An update from our investment managers, Adrian Lim and Pruksa Iamthongthong - 21 May 2020
Unsurprisingly, there is little clarity and this means volatility is here to stay. A recovery in growth will depend on many things. How effective the monetary and fiscal responses are in stimulating economies. How soon the covid-19 outbreak dissipates. How quickly financial and liquidity conditions return to normal levels. How confident consumers are to go out and open their wallets again. How confident companies are to resume their capital spending again.
Nevertheless, we take comfort in that our companies have solid balance sheets and they have endured similar disruptions in the past. We believe that the fundamentals of our invested companies remain intact and should be relatively more resilient during such times. As the market has been indiscriminate during this sell-off, we intend to be opportunistic amidst the uncertainty.
Across most sectors, we have seen guidance downgrades in the first quarter of 2020. It is too early to ascertain the potential impact on the rest of the year, but the longer the covid-19 outbreak persists, the higher the certainty that this disruption would hold back a sharp recovery in the second half of the year. Global growth and supply chain worries amid the covid-19 outbreak and subdued domestic consumption make earnings expectations vulnerable to further cuts. We would expect the first seven months of 2020 to be a challenging period for earnings. More recently, quite a number of our holdings have already cut or withdrawn guidance. Some are beefing up liquidity via capital raising whilst we have seen a tighter rein on capex spending and discretionary costs across the board.

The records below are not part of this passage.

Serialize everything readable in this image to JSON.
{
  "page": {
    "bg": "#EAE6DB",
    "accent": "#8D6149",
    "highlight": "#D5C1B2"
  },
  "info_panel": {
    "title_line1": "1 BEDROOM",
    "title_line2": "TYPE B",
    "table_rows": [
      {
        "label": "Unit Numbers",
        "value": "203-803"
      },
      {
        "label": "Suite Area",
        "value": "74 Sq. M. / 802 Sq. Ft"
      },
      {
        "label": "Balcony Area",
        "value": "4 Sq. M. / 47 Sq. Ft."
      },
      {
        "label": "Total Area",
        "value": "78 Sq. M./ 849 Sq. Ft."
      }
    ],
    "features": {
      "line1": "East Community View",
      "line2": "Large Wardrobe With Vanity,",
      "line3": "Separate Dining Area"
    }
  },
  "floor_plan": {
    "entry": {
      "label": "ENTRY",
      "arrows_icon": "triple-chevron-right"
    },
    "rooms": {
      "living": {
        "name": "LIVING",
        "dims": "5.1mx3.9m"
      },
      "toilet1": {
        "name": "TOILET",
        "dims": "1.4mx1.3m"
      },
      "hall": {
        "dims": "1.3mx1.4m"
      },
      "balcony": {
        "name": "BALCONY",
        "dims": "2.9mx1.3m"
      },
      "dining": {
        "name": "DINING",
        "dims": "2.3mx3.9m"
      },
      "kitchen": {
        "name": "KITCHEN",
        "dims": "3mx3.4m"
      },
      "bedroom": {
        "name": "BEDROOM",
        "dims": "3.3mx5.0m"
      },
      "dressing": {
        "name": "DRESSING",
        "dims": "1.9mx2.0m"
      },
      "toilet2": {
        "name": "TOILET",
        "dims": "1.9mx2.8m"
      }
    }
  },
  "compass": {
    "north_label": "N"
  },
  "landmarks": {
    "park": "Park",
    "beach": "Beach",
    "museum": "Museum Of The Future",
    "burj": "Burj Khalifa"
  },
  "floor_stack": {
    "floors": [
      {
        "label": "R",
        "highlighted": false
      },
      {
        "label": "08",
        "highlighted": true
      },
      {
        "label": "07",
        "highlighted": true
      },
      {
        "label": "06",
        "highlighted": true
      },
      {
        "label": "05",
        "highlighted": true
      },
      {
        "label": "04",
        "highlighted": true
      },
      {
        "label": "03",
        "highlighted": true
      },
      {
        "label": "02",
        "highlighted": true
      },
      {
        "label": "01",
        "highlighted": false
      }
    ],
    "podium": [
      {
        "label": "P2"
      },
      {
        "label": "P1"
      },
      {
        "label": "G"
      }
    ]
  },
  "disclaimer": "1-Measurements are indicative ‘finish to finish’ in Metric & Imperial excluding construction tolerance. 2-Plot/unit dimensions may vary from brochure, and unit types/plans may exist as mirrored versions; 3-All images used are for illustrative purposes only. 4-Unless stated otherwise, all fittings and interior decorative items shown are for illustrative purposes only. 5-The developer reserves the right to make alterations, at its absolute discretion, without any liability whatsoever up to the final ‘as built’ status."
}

At the portfolio level, we have been vigilant about liquidity risks around our companies. Most of our companies have low liquidity risks backed by the strength of their balance sheet and rightly so given the quality bias in our investing philosophy.
More broadly, despite significant short-term challenges, we still think that Asia is relatively more buffered than elsewhere in the world. It remains the fastest-growing major region globally. It also accounts for more than two-thirds of global growth. Broadly, long-term structural trends are also in Asia's favour. These include the consuming power of a growing and wealthier middle class. Rapid urbanisation also increases the need for better infrastructure. Asia continues to remain at the forefront of technology shifts. The adoption of 5G is progressing, along with autonomous driving. Prospects for high-power computing, data centres and servers remain compelling, whilst AI complexity would boost semiconductor demand and overall market expansion. Autonomous driving is also likely to be a new growth engine.
Asia remains structurally attractive in the long run and while we are cautious given the fluidity of the current situation, we believe that volatility presents a good opportunity for us to selectively build our quality positions at a more attractive price.